Pode-se então indagar sobre que fatores estariam por trás do súbito ímpeto por parte da classe artística em buscar alternativas autônomas a um certo circuito estabelecido – quase sempre, e compreensivelmente, pelas vias de agrupamentos, como já aventado. Percebe-se com mais intensidade, por exemplo, para além da necessidade real e palpável gerada pela escassez de locais (leia-se instituições) que equacionem a possibilidade de acesso real, prestígio, profissionalismo e que ainda permitam ao artista resguardar certa “isenção moral”, um questionamento, por assim dizer, de tons político-ideológicos norteando a atividade de alguns coletivos de artistas, apontando para uma certa “atitude”* de repúdio em relação à própria noção de instituição. Este dado ganha mais coerência quando analisado em conjunto com uma discussão que se não é de todo nova – a complexidade de relações envolvendo o binômio arte-instituição vem sendo debatida internacionalmente pelo menos desde meados dos anos 60 -, é agora investida de um novo e determinante componente: a constatação de que um certo corporativismo se instala e predomina, de modo amplo e contundente, nos principais redutos da cultura e das artes visuais (e me atenho aqui a comentar um contexto que é o que se configura hoje em São Paulo, acreditando ser, por extensão, emblemático do que pode ocorrer em outros pontos do país). Setores que tradicionalmente limitavam-se a uma relação mais distanciada, periférica mesmo, com o universo da cultura de modo geral, ultimamente parecem ter visto ali, por assim dizer, “novas possibilidades de atuação”.

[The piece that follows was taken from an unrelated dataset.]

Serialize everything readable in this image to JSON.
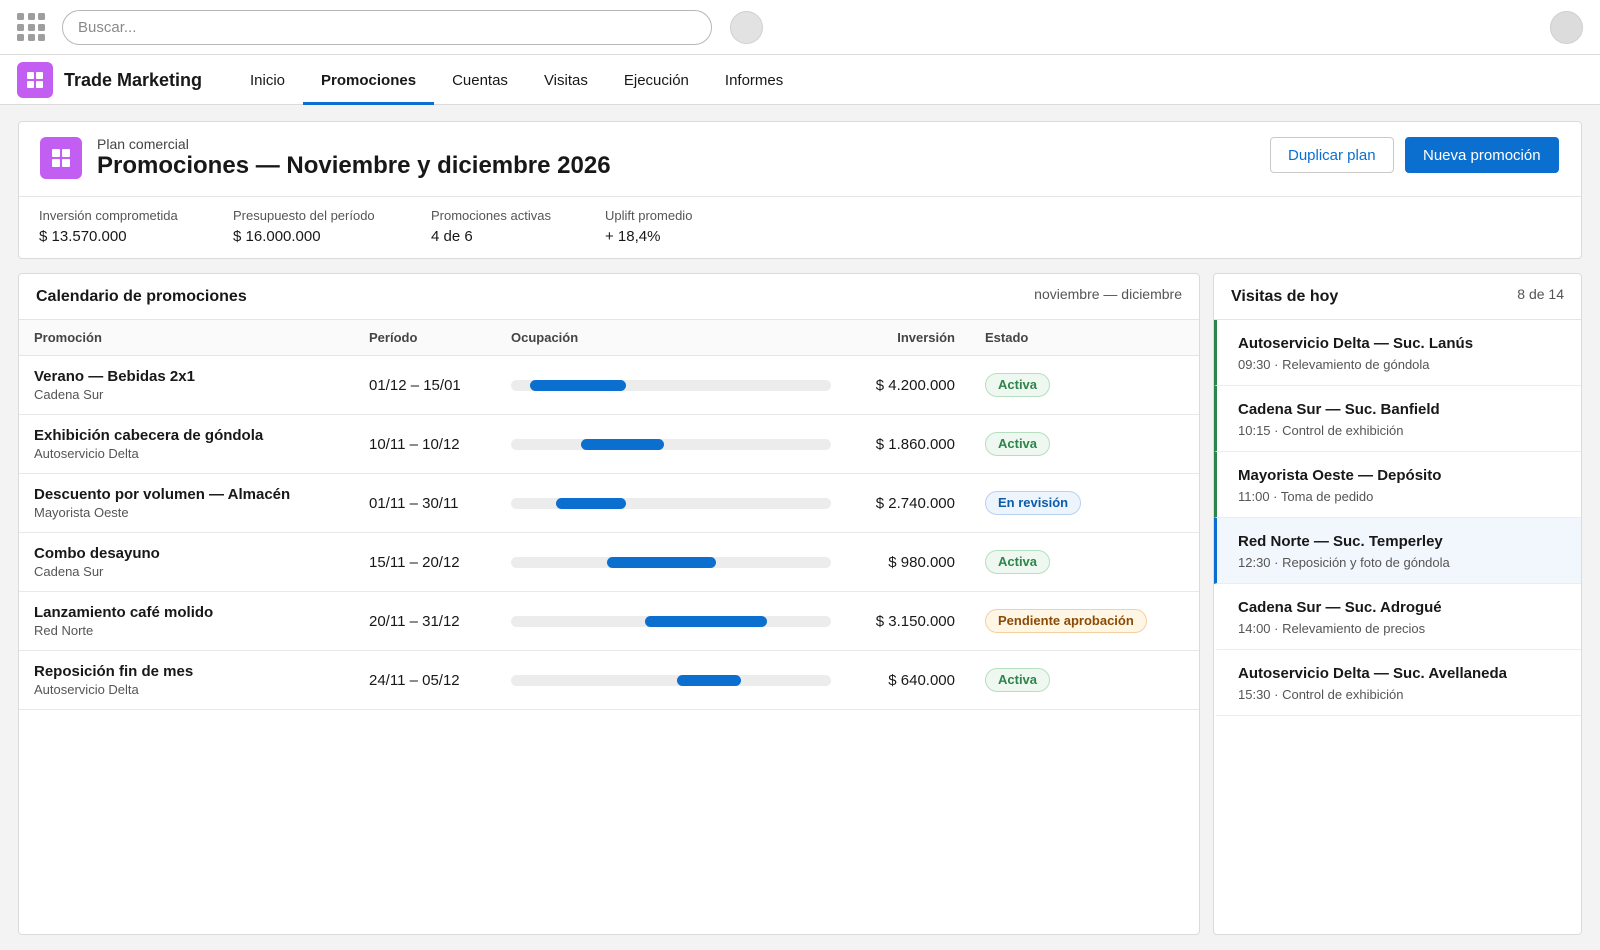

Essa recente e complexa dinâmica parece ter desenhado uma reconfiguração de políticas culturais e levado a rearticulações de poder nos bastidores do cenário artístico; o que, por sua vez, se faz refletir – em graus diversos – nas necessidades que podem estar levando à proliferação de associações informais de artistas e à aparição de tantos novos espaços independentes. É certo que pode haver uma dose de especulação na construção desse raciocínio – e certamente há mais uma gama de fatores a serem considerados nesse processo que não poderiam ser agora discutidos propriamente -, mas o fato é que há uma efervescência como há muito não se via no meio das artes do Brasil, no sentido de se buscar outras vias para dar vazão à produção cultural e artística no país, além de incitar discussões que possam acenar com novas perspectivas ao contexto atual. E se a vitalidade e o frescor em princípio legítimos e salutares dessa movimentação em alguns casos ainda indique certa fragilidade ou precariedade de meios e posturas, atesta por outro lado para a necessidade de uma reflexão mais profunda e pontual acerca da gradual perda de referências no âmbito institucional da arte no país.

Guy Amado

* Essa “atitude” – que aqui associo mais a uma linha de atuação supostamente “contestatória” de alguns coletivos de artistas que aos “espaços alternativos” que eles possam gerenciar ou coordenar – segue entre aspas por freqüentemente se manifestar de modo tão intenso e contundente quanto disperso e contraditório, em termos de proposta real de atuação. Não raro parcamente apoiado em discursos de transgressão e subversão assimilados de maneira superficial e anacrônica (‘anti-instituição’, ‘anti-mercado’, ‘anti-arte’, etc, por vezes sugerindo releituras rasas de práticas situacionistas), o vigor – autêntico – dessas iniciativas corre o risco de se diluir numa retórica do vazio. É uma discussão, no entanto, que pede um aprofundamento maior, podendo talvez ser mais propriamente abordada e fundamentada em futuras edições da Número.